Secondly, my heart rate tends to run high – something that not only does the monitor not like, but it’s resulted in the monitor thinking that it’s picking up little one when it’s my heart rate that it’s picked up. It’s often picked up pretty quickly, but when little one shifts away, the monitoring ends up picking up my heart rate again, which means a lot of moving the monitoring plates around! 

Not meeting criteria always means having to see the doctors before we can go home, and visits during pregnancy have become so regular that I’m on first name terms with half of them, especially as there were many hospital trips at the height of my battle with hyperemesis gravidarum. The silver lining is that my history doesn’t need to be explained as they already know about me, but it gets to a point where it starts to run you down, and no amount of people telling you it’s ok to be worried can stop you from feeling like you’re becoming a nuisance. 

Feeling like a nuisance

Even if it shouldn’t, going back and forth to the hospital for the same thing gets me down. But, luckily, most of the staff are extremely understanding of the rather unique situation I’m in, even if it’s not something that they come across on a day-to-day basis which I feel lucky for because I know that’s not the same for everyone.

However, there’s been one time where I have felt dismayed by the response I received when I told one of the midwives how I have to palpate for movement. Not only were they confused on the phone, but they also continued to be either confused at or not able to accept the fact that because I have no sensation from the top of my belly button down, I’m unable to feel movements when I was at the hospital.
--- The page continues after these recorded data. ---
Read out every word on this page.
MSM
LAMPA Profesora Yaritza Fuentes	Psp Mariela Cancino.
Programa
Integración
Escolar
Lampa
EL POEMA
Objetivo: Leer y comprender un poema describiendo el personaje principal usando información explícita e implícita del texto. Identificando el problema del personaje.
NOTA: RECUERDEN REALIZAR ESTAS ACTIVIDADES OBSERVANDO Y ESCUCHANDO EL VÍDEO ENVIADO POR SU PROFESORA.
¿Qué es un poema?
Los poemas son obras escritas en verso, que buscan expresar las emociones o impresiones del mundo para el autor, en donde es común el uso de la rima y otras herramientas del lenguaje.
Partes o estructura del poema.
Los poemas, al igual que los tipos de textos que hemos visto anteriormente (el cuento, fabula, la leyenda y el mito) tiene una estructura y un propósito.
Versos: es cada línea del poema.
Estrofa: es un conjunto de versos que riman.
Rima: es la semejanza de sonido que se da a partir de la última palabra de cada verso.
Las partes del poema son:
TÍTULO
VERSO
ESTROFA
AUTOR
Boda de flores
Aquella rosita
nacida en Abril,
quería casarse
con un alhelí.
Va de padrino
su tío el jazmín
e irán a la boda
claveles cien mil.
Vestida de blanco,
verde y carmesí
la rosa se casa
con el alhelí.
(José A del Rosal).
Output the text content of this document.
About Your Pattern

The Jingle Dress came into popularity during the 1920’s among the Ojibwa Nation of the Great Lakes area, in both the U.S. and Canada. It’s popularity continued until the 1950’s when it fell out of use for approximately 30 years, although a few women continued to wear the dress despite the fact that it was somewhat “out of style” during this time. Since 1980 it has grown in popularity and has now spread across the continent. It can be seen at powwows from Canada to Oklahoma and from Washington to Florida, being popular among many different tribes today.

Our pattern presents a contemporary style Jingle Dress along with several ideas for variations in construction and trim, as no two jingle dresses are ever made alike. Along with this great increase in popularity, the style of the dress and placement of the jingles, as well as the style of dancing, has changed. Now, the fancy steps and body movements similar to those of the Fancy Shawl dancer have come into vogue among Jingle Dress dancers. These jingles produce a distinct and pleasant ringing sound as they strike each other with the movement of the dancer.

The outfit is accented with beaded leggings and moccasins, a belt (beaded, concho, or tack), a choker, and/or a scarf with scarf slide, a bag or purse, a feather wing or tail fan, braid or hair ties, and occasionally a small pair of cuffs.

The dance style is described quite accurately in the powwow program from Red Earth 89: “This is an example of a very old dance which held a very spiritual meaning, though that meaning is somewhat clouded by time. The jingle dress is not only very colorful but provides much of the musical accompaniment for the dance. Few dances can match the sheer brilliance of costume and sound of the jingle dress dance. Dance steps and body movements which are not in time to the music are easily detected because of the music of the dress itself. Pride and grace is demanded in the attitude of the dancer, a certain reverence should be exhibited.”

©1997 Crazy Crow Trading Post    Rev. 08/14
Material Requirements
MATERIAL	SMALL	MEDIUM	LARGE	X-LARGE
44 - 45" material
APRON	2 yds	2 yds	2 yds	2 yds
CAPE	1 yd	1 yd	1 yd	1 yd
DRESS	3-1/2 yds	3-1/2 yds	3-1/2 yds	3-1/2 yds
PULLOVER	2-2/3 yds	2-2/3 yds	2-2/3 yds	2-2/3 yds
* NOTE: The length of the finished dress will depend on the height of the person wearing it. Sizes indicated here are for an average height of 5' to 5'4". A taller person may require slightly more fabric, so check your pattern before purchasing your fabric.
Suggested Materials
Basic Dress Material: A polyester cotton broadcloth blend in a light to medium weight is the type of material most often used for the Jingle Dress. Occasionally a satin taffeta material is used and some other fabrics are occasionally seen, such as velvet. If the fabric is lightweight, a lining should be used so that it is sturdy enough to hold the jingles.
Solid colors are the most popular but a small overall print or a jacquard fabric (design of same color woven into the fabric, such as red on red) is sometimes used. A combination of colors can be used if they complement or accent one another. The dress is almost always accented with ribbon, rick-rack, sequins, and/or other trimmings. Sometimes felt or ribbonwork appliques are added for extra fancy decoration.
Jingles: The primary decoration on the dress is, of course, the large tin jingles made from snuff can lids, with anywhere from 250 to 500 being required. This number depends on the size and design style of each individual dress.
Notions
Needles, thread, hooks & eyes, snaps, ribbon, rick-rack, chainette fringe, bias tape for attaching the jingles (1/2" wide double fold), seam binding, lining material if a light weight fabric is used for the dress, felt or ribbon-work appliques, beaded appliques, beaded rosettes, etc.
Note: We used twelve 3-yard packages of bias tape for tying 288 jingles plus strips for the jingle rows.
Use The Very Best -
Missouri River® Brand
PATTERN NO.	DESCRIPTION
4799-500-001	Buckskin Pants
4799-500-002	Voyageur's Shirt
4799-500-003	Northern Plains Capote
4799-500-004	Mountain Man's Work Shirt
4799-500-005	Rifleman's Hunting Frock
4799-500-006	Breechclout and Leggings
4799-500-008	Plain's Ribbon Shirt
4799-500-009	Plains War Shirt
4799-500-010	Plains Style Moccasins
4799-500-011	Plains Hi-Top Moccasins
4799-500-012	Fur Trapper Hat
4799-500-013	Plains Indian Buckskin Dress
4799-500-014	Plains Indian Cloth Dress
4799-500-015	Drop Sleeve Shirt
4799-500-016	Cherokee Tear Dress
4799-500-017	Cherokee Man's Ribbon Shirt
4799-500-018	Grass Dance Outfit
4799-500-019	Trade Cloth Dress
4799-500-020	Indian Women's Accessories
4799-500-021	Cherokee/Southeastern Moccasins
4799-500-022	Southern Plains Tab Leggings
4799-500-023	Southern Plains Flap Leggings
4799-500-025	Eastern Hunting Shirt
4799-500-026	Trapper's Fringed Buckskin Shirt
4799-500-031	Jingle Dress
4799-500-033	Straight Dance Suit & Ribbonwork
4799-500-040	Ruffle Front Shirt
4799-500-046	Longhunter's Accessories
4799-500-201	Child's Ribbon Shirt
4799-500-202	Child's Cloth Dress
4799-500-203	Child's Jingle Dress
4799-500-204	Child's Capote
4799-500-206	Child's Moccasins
It wasn’t until the doctors saw me that they changed their attitude and realised that I was serious about how my condition affects my ability to track little one. 

Thankfully, since that incident, I haven’t felt disbelieved, but it’s left me feeling like a nuisance even more than I would’ve felt. I even said to one midwife in day assessment that I’m hoping my consultant can organise a plan of action regarding movements. I know the almost daily hospital visits to be monitored if little one gets into a position that makes it impossible to palpate will wear me down further and cause more stress. After all, the ongoing problems with tracking movement almost constantly remind me that I’m in a very different situation to most pregnant people.